Answer
(a) $W_{net} = (p_1 - p_2 ) (V_2 - V_1)$
(b) $W_{net} = - (p_1 - p_2 ) (V_2 - V_1)$
Work Step by Step
(a) When P is constant, $W = p\Delta V$
So the total W for the whole system is
$W_{13} + W_{32} + W_{24} + W_{41} $
Where
$W_{13} = p_1(V_2 −V_1)$
$ W_{32} = 0 $
$W_{24} = p_2(V_1 −V_2) $
$W_{41} = 0 $
$W_{13} + W_{32} + W_{24} + W_{41} $
$W_{net} = p_1(V_2 −V_1) + p_2(V_1 −V_2) $
$W_{net} = p_1V_2 −P_1V_1 + p_2V_1 −p_2V_2 $
$W_{net} = (p_1 - p_2 ) (V_2 - V_1)$
If we observe, $W_{net} $ is the same as the area under the graph, in the closed loops.

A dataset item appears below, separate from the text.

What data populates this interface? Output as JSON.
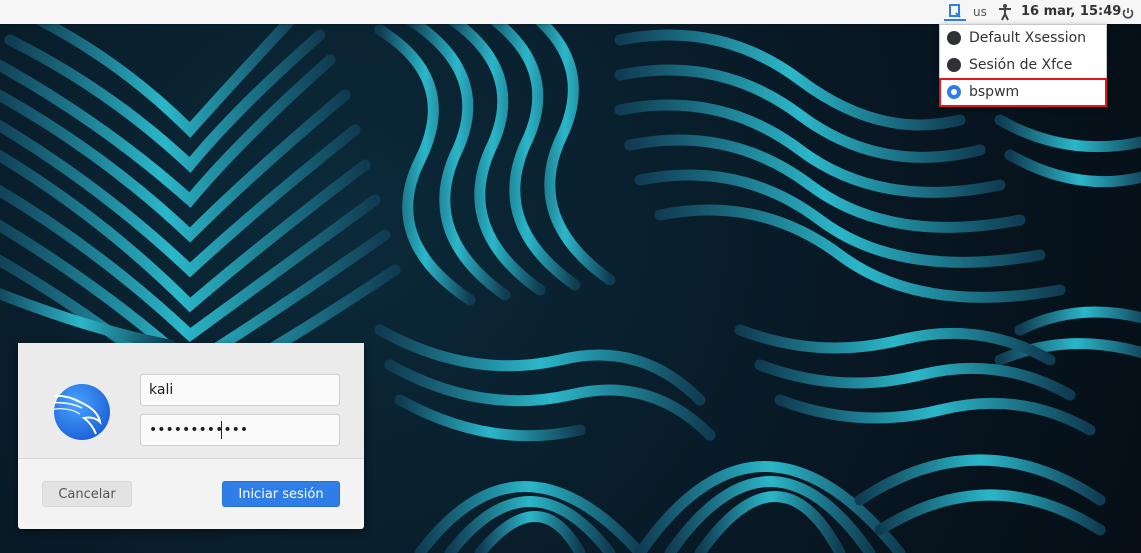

(b)For reverse process, the pressures are the same, but the volume changes are all the negatives of those found in part (a), so the total work is negative of the work found in part (a).
$W_{net} = - (p_1 - p_2 ) (V_2 - V_1)$